Likewise, this prototype integrates processing, memory and communication channels in a parallelized fabric that provides a total of 16 petabytes per second (PB/s) of memory bandwidth, 3.5 PB/s of inter-core communication bandwidth, and 5 terabytes per second (TB/s) of inter-chip communication bandwidth.

Intel believes Hala Point’s capabilities could enable future advancements in real-time continuous learning for AI applications such as problem solving. scientific and engineering problems, logisticssmart city infrastructure management, large language models (LLM) and AI agents.

Compared to its predecessor, Pohoiki Springs, Hala Point has “numerous neuromorphic performance and efficiency improvements” of the main conventional machine learning models. More specifically, those that process workloads in real time such as video, voice and wireless communications.

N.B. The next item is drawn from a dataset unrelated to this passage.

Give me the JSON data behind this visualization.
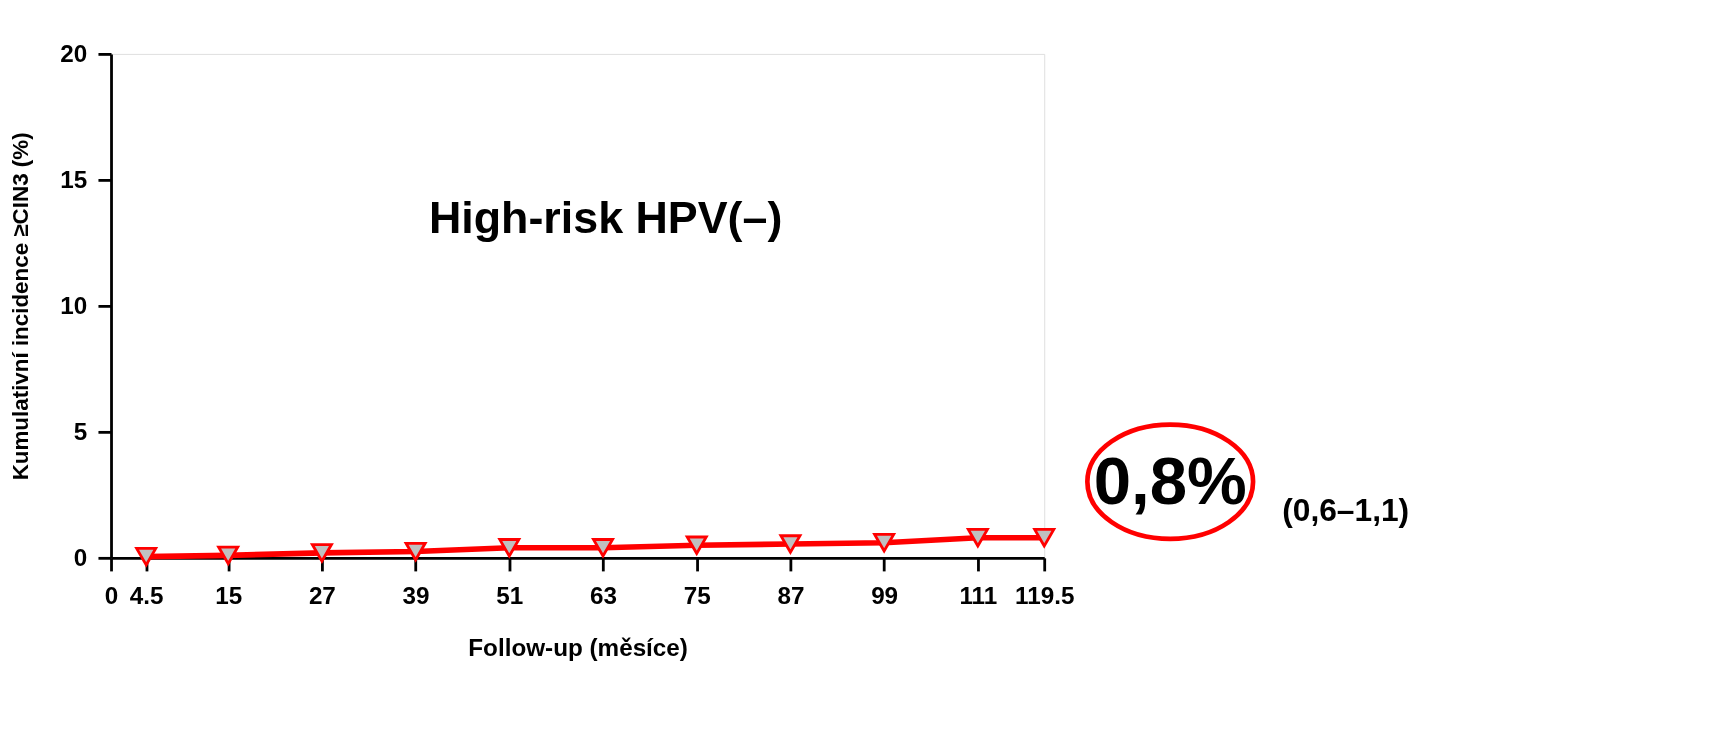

Thus, applied to bioinspired models of spiking neural networks, the system can execute its full capacity of 1.15 billion neurons 20 times faster than a human brain and Up to 200 times faster at lower capacity.

With this system, Sandia National Laboratories researchers will focus on solving scientific computing problems in device physics, computer architecture, computer science, and computer science.

Intel has also commented that the delivery of Hala Point to Sandia National Labs marks the first deployment of a new family of research systems large-scale neuromorphics that the firm plans to share with its research collaborators.